On each Peacemaker was a strategic nuclear warhead, each powerful enough to take out a city. He had had them recovered from American nuclear submarines that had gone down in the oceans, using one of his subsidiary salvage companies. Such was the bureaucracy of the Pentagon that the twelve weren’t even reported as missing. Located in Puget Sound, he could reach anywhere in the United States with the missiles. He had a similar compound, staffed with Russian warheads from their lost submarines, and Russian rockets from their disarming, located just south of Kiev, with the same capability for all of Russia and Europe. He could launch those from here.

Vampyr ran a hand along one of the tactical nuclear warhead’s metal housing, almost the caress of a lover.

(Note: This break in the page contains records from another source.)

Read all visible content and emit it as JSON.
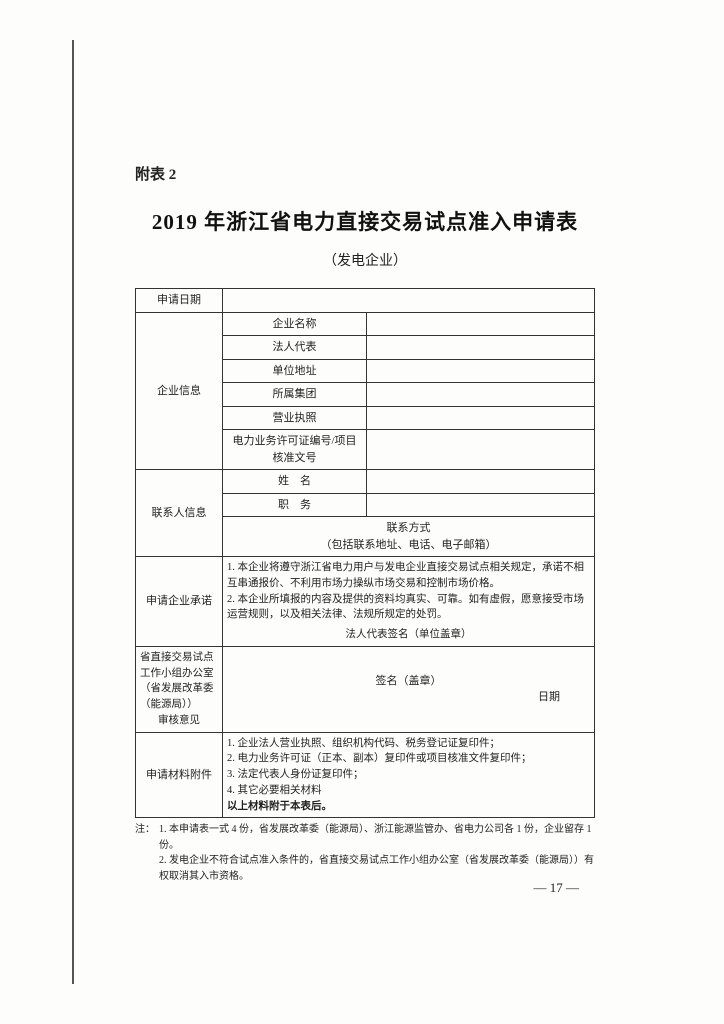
{
  "attachment_label": "附表 2",
  "title": "2019 年浙江省电力直接交易试点准入申请表",
  "subtitle": "（发电企业）",
  "rows": {
    "apply_date": "申请日期",
    "company_info": "企业信息",
    "company_name": "企业名称",
    "legal_rep": "法人代表",
    "address": "单位地址",
    "group": "所属集团",
    "license": "营业执照",
    "power_license": "电力业务许可证编号/项目核准文号",
    "contact_info": "联系人信息",
    "contact_name": "姓　名",
    "contact_title": "职　务",
    "contact_method": "联系方式",
    "contact_method_note": "（包括联系地址、电话、电子邮箱）",
    "commitment_label": "申请企业承诺",
    "commitment_1": "1.  本企业将遵守浙江省电力用户与发电企业直接交易试点相关规定，承诺不相互串通报价、不利用市场力操纵市场交易和控制市场价格。",
    "commitment_2": "2.  本企业所填报的内容及提供的资料均真实、可靠。如有虚假，愿意接受市场运营规则，以及相关法律、法规所规定的处罚。",
    "commitment_sig": "法人代表签名（单位盖章）",
    "review_label_1": "省直接交易试点",
    "review_label_2": "工作小组办公室",
    "review_label_3": "（省发展改革委",
    "review_label_4": "（能源局））",
    "review_label_5": "审核意见",
    "review_sig": "签名（盖章）",
    "review_date": "日期",
    "attachments_label": "申请材料附件",
    "attach_1": "1.  企业法人营业执照、组织机构代码、税务登记证复印件；",
    "attach_2": "2.  电力业务许可证（正本、副本）复印件或项目核准文件复印件；",
    "attach_3": "3.  法定代表人身份证复印件；",
    "attach_4": "4.  其它必要相关材料",
    "attach_bold": "以上材料附于本表后。"
  },
  "notes": {
    "prefix": "注：",
    "n1": "1.  本申请表一式 4 份，省发展改革委（能源局）、浙江能源监管办、省电力公司各 1 份，企业留存 1 份。",
    "n2": "2.  发电企业不符合试点准入条件的，省直接交易试点工作小组办公室（省发展改革委（能源局））有权取消其入市资格。"
  },
  "page_number": "— 17 —"
}
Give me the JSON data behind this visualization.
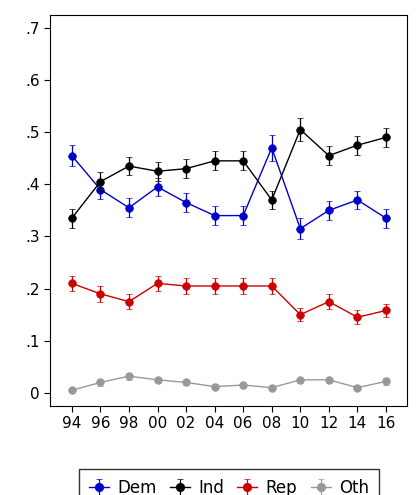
{
  "years": [
    1994,
    1996,
    1998,
    2000,
    2002,
    2004,
    2006,
    2008,
    2010,
    2012,
    2014,
    2016
  ],
  "dem_y": [
    0.455,
    0.39,
    0.355,
    0.395,
    0.365,
    0.34,
    0.34,
    0.47,
    0.315,
    0.35,
    0.37,
    0.335
  ],
  "dem_err": [
    0.02,
    0.018,
    0.018,
    0.018,
    0.018,
    0.018,
    0.018,
    0.025,
    0.02,
    0.018,
    0.018,
    0.018
  ],
  "ind_y": [
    0.335,
    0.405,
    0.435,
    0.425,
    0.43,
    0.445,
    0.445,
    0.37,
    0.505,
    0.455,
    0.475,
    0.49
  ],
  "ind_err": [
    0.018,
    0.018,
    0.018,
    0.018,
    0.018,
    0.018,
    0.018,
    0.018,
    0.022,
    0.018,
    0.018,
    0.018
  ],
  "rep_y": [
    0.21,
    0.19,
    0.175,
    0.21,
    0.205,
    0.205,
    0.205,
    0.205,
    0.15,
    0.175,
    0.145,
    0.158
  ],
  "rep_err": [
    0.015,
    0.015,
    0.015,
    0.015,
    0.015,
    0.015,
    0.015,
    0.015,
    0.013,
    0.015,
    0.013,
    0.013
  ],
  "oth_y": [
    0.005,
    0.02,
    0.032,
    0.025,
    0.02,
    0.012,
    0.015,
    0.01,
    0.025,
    0.025,
    0.01,
    0.022
  ],
  "oth_err": [
    0.005,
    0.006,
    0.007,
    0.006,
    0.005,
    0.005,
    0.005,
    0.005,
    0.006,
    0.006,
    0.005,
    0.006
  ],
  "dem_color": "#0000cc",
  "ind_color": "#000000",
  "rep_color": "#cc0000",
  "oth_color": "#999999",
  "ylim": [
    -0.025,
    0.725
  ],
  "yticks": [
    0.0,
    0.1,
    0.2,
    0.3,
    0.4,
    0.5,
    0.6,
    0.7
  ],
  "ytick_labels": [
    "0",
    ".1",
    ".2",
    ".3",
    ".4",
    ".5",
    ".6",
    ".7"
  ],
  "xtick_labels": [
    "94",
    "96",
    "98",
    "00",
    "02",
    "04",
    "06",
    "08",
    "10",
    "12",
    "14",
    "16"
  ],
  "bg_color": "#ffffff",
  "legend_labels": [
    "Dem",
    "Ind",
    "Rep",
    "Oth"
  ]
}
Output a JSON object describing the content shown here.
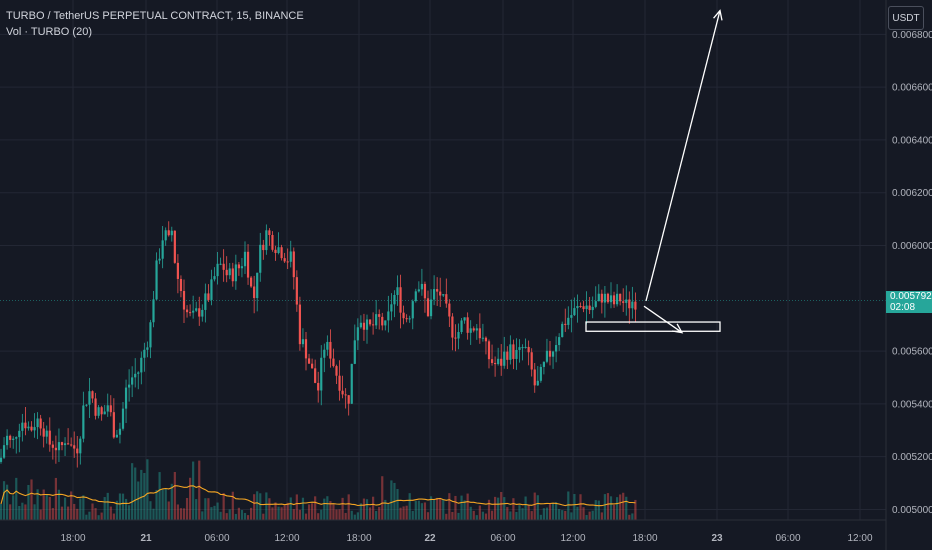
{
  "header": {
    "symbol_line": "TURBO / TetherUS PERPETUAL CONTRACT, 15, BINANCE",
    "volume_line": "Vol · TURBO (20)"
  },
  "currency_button": "USDT",
  "last_price": {
    "value": "0.005792",
    "countdown": "02:08"
  },
  "colors": {
    "background": "#151924",
    "up": "#26a69a",
    "down": "#ef5350",
    "volume_ma": "#f5a623",
    "drawing": "#ffffff",
    "grid": "#232734"
  },
  "chart_data": {
    "type": "candlestick",
    "grid": true,
    "y_axis": {
      "side": "right",
      "range": [
        0.00496,
        0.00693
      ],
      "ticks": [
        "0.006800",
        "0.006600",
        "0.006400",
        "0.006200",
        "0.006000",
        "0.005600",
        "0.005400",
        "0.005200",
        "0.005000"
      ]
    },
    "x_axis": {
      "ticks": [
        "18:00",
        "21",
        "06:00",
        "12:00",
        "18:00",
        "22",
        "06:00",
        "12:00",
        "18:00",
        "23",
        "06:00",
        "12:00"
      ]
    },
    "price_path": [
      [
        0,
        0.00518
      ],
      [
        6,
        0.00528
      ],
      [
        12,
        0.00524
      ],
      [
        18,
        0.00532
      ],
      [
        24,
        0.00534
      ],
      [
        30,
        0.0053
      ],
      [
        36,
        0.00534
      ],
      [
        42,
        0.00533
      ],
      [
        48,
        0.00525
      ],
      [
        54,
        0.00525
      ],
      [
        60,
        0.00522
      ],
      [
        66,
        0.00528
      ],
      [
        72,
        0.00523
      ],
      [
        78,
        0.00524
      ],
      [
        84,
        0.0054
      ],
      [
        90,
        0.00545
      ],
      [
        96,
        0.00538
      ],
      [
        102,
        0.00535
      ],
      [
        108,
        0.0054
      ],
      [
        114,
        0.0053
      ],
      [
        120,
        0.00531
      ],
      [
        126,
        0.00545
      ],
      [
        132,
        0.0055
      ],
      [
        138,
        0.00552
      ],
      [
        144,
        0.0056
      ],
      [
        150,
        0.00568
      ],
      [
        153,
        0.0058
      ],
      [
        156,
        0.0059
      ],
      [
        160,
        0.00598
      ],
      [
        164,
        0.00606
      ],
      [
        168,
        0.006
      ],
      [
        172,
        0.00606
      ],
      [
        176,
        0.0059
      ],
      [
        180,
        0.00585
      ],
      [
        186,
        0.00575
      ],
      [
        192,
        0.00572
      ],
      [
        198,
        0.00575
      ],
      [
        204,
        0.00578
      ],
      [
        210,
        0.00582
      ],
      [
        216,
        0.0059
      ],
      [
        222,
        0.00593
      ],
      [
        228,
        0.00588
      ],
      [
        234,
        0.0059
      ],
      [
        240,
        0.00592
      ],
      [
        246,
        0.00598
      ],
      [
        250,
        0.00585
      ],
      [
        254,
        0.0058
      ],
      [
        258,
        0.00595
      ],
      [
        262,
        0.006
      ],
      [
        266,
        0.00605
      ],
      [
        270,
        0.00603
      ],
      [
        276,
        0.006
      ],
      [
        282,
        0.00598
      ],
      [
        288,
        0.00595
      ],
      [
        292,
        0.00595
      ],
      [
        296,
        0.0058
      ],
      [
        300,
        0.00565
      ],
      [
        306,
        0.0056
      ],
      [
        312,
        0.00552
      ],
      [
        318,
        0.00545
      ],
      [
        324,
        0.00562
      ],
      [
        330,
        0.0056
      ],
      [
        336,
        0.00552
      ],
      [
        342,
        0.00546
      ],
      [
        348,
        0.0054
      ],
      [
        352,
        0.00555
      ],
      [
        356,
        0.0057
      ],
      [
        362,
        0.00573
      ],
      [
        368,
        0.00568
      ],
      [
        374,
        0.0057
      ],
      [
        380,
        0.00572
      ],
      [
        386,
        0.00568
      ],
      [
        392,
        0.0058
      ],
      [
        398,
        0.00582
      ],
      [
        404,
        0.00572
      ],
      [
        410,
        0.00575
      ],
      [
        416,
        0.00586
      ],
      [
        422,
        0.00583
      ],
      [
        428,
        0.00575
      ],
      [
        434,
        0.00582
      ],
      [
        440,
        0.00582
      ],
      [
        446,
        0.00575
      ],
      [
        452,
        0.00568
      ],
      [
        458,
        0.00567
      ],
      [
        464,
        0.00572
      ],
      [
        470,
        0.00568
      ],
      [
        476,
        0.0057
      ],
      [
        482,
        0.00565
      ],
      [
        488,
        0.00558
      ],
      [
        494,
        0.00555
      ],
      [
        500,
        0.00555
      ],
      [
        506,
        0.0056
      ],
      [
        512,
        0.0056
      ],
      [
        518,
        0.00558
      ],
      [
        524,
        0.00562
      ],
      [
        530,
        0.00555
      ],
      [
        536,
        0.00545
      ],
      [
        542,
        0.00552
      ],
      [
        548,
        0.00558
      ],
      [
        554,
        0.00562
      ],
      [
        560,
        0.00568
      ],
      [
        566,
        0.00572
      ],
      [
        572,
        0.00574
      ],
      [
        578,
        0.00576
      ],
      [
        584,
        0.00578
      ],
      [
        590,
        0.00576
      ],
      [
        596,
        0.00578
      ],
      [
        602,
        0.00581
      ],
      [
        608,
        0.00579
      ],
      [
        614,
        0.00578
      ],
      [
        620,
        0.0058
      ],
      [
        626,
        0.00577
      ],
      [
        632,
        0.00579
      ],
      [
        636,
        0.005792
      ]
    ],
    "drawings": [
      {
        "type": "arrow",
        "from": [
          646,
          0.00579
        ],
        "to": [
          720,
          0.00689
        ]
      },
      {
        "type": "arrow",
        "from": [
          644,
          0.00577
        ],
        "to": [
          682,
          0.00567
        ]
      },
      {
        "type": "rectangle",
        "x": [
          586,
          720
        ],
        "y": [
          0.005675,
          0.00571
        ]
      }
    ]
  }
}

In the middle of the room, however, was the centerpiece of his arsenal. A triple-enclosed biohazard container. Inside were three different viruses. One developed by the Russians, one American, and one Japanese. Because of their lethality, each had scared their creators so much that immediate orders had been issued for their destruction. By the time the orders were implemented, Vampyr’s far-flung organization had already gathered samples of each. The container was truly Pandora’s box. If opened, it would spread three distinct viruses, each 99.9 percent lethal and highly contagious. One such virus might be contained. There was the remote possibility two could be. But three? The world would be dead within two months.

Money was power, and Vampyr had plenty of that. But this was power also, in a much different form. The most important power, though, was the ability to be ruthless, to be able to make the hard decisions. To be able to use these weapons if necessary. And that was something Vampyr had more of than any creature that had ever walked the face of the planet.